To help mitigate this, universities and employers should be “far more creative and radical in how they judge talent,” Elliot Major said, and “universities are going to have to think about lowering grades further for those students who can show they’ve been particularly disrupted by this”.

group of students walking together

Disadvantaged students need to be given more support while schools stay closed

Depending on the coronavirus rates of infection, there’s a chance that schools won’t be able to reopen in September, Courtney said, and the longer students are out of school, the wider the attainment gap grows.

Ofsted has previously warned that school closures will widen the attainment gap between low-achieving and poor students and their higher achieving peers, partly because of a lack of access to resources like laptops and textbooks.
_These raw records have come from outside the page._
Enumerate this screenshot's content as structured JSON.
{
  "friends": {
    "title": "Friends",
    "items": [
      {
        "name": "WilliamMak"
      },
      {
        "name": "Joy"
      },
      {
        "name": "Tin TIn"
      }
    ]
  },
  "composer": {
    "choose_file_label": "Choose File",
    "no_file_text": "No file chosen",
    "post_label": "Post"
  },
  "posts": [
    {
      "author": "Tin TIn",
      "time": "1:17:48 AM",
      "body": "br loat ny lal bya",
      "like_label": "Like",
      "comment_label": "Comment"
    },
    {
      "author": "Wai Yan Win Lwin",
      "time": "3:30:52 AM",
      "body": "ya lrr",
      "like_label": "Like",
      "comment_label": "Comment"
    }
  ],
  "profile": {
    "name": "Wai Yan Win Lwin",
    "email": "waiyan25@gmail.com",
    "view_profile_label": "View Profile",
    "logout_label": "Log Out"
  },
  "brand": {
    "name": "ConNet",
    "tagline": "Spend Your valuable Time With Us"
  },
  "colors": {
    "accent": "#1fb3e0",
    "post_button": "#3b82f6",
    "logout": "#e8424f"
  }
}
The government has promised free laptops and internet access to disadvantaged Year 10 students, but there have already been calls for the scheme to be expanded to include students from all year groups who need them.

“Let’s hope the virus is enough under control that we can get all students back in September, but I don’t think that’s what civil servants are estimating, so we’re looking at this disruption carrying on possibly even past September,” Courtney said during the committee meeting.

“I think that means that we have to ramp up this delivery of broadband and laptops for every student that needs them. Why aren’t we also delivering books and art materials to disadvantaged students?” he asked.

And Elliot Major and Haque both spoke about how summer schools could help disadvantaged students catch up. Undergraduate university students could give one-on-one support to disadvantaged students, Elliot Major said, while Haque suggested turning large outdoor spaces that are not currently being used, such as football stadiums and cricket fields, into temporary classrooms.

Schools should know what’s happening with the 2021 GCSE and A-level exams before the summer holidays

Students in Year 10 and 12 and their teachers need to know what’s happening with next year’s exams as soon as possible, Elliott Major pointed out.

“We need real clarity on what these exams are going to cover. Some teachers are going to give students as much content as possible over the last few weeks while others are just doing consolidation,” he said.

There have been reports that Ofqual is considering options including shortened papers and open-book exams for next year’s GCSEs and A-levels, but nothing has been confirmed yet.

During the committee meeting, Sally Collier, Ofqual’s chief regulator, agreed that next year’s exams are a key priority and said that the exams regulator will be running a consultation on them with the aim of having an answer before the start of the summer holidays.

“2021 is at the forefront of our minds. We are considering the impact of lost teaching and learning. We are then looking at what that means for the exam system and what can be done. We’ll be coming forth with a full consultation and equalities impact assessment on 2021 in the coming weeks.

“Schools and teachers need to know very quickly, before the summer break ideally, what’s going to happen in September,” Collier said.